부산대학교 도서관

Previous studies on the application of tomosynthesis to breast imaging have demonstrated the potential of digital breast tomosynthesis (DBT). DBT can improve the specificity of digital mammography (DM) through improved marginal visibility of lesions and early breast cancer detection for women with dense breasts. To investigate possible improvements in the accuracy of lesion detection with DBT systems as compared to DM, we conducted a quantitative evaluation by using simulated lesions embedded in a breast phantom. A prototype DBT and dedicated DM system were used in this study. For the DBT system, the average glandular dose (AGD) was calculated using a formalism that was a simple extension of mammography dosimetry. The DBT and the DM images were acquired with average glandular doses (AGDs) ranging from 1 to 4 mGy.
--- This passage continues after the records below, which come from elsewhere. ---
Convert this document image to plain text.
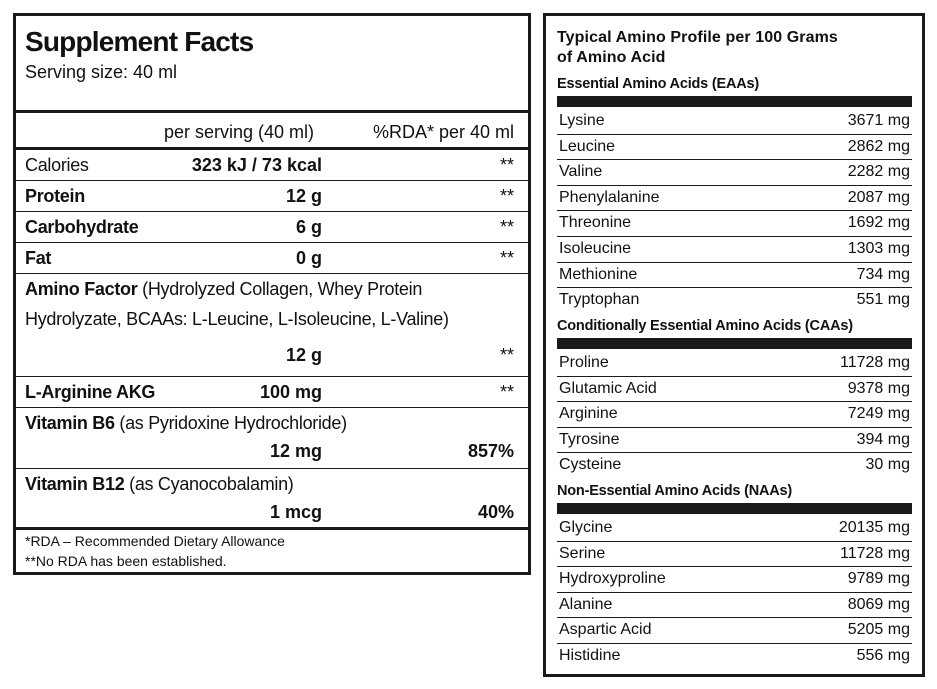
Supplement Facts
Serving size: 40 ml
per serving (40 ml)	%RDA* per 40 ml
Calories	323 kJ / 73 kcal	**
Protein	12 g	**
Carbohydrate	6 g	**
Fat	0 g	**
Amino Factor (Hydrolyzed Collagen, Whey Protein
Hydrolyzate, BCAAs: L-Leucine, L-Isoleucine, L-Valine)
12 g	**
L-Arginine AKG	100 mg	**
Vitamin B6 (as Pyridoxine Hydrochloride)
12 mg	857%
Vitamin B12 (as Cyanocobalamin)
1 mcg	40%
*RDA – Recommended Dietary Allowance
**No RDA has been established.
Typical Amino Profile per 100 Grams
of Amino Acid
Essential Amino Acids (EAAs)
Lysine	3671 mg
Leucine	2862 mg
Valine	2282 mg
Phenylalanine	2087 mg
Threonine	1692 mg
Isoleucine	1303 mg
Methionine	734 mg
Tryptophan	551 mg
Conditionally Essential Amino Acids (CAAs)
Proline	11728 mg
Glutamic Acid	9378 mg
Arginine	7249 mg
Tyrosine	394 mg
Cysteine	30 mg
Non-Essential Amino Acids (NAAs)
Glycine	20135 mg
Serine	11728 mg
Hydroxyproline	9789 mg
Alanine	8069 mg
Aspartic Acid	5205 mg
Histidine	556 mg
To analyze the results objectively, we calculated metrics for in-plane lesion visibility in the form of the contrast-to-noise ratio for the in-focus plane from the DBT reconstruction image and from the craniocaudal (CC) image from the DM system. The imaging performance of DBT was quantitatively compared with that of DM in terms of the figure of merit. Although the DM showed better results in terms of the contrast-to-noise ratio (CNR) of the mass due to the reduced overlapping of tissue and lesion, an increase in breast thickness of over 3 cm increased the CNR of the mass with the DBT system. For microcalcification detection, the DBT system showed significantly higher CNR than the DM system and gave better predictions of the microcalcification size. We compared the performances of the DM and the DBT systems for various AGDs and breast thicknesses. In conclusion, the results indicate that the DBT systems can play an important role in the detection of masses or microcalcifications without severe compression.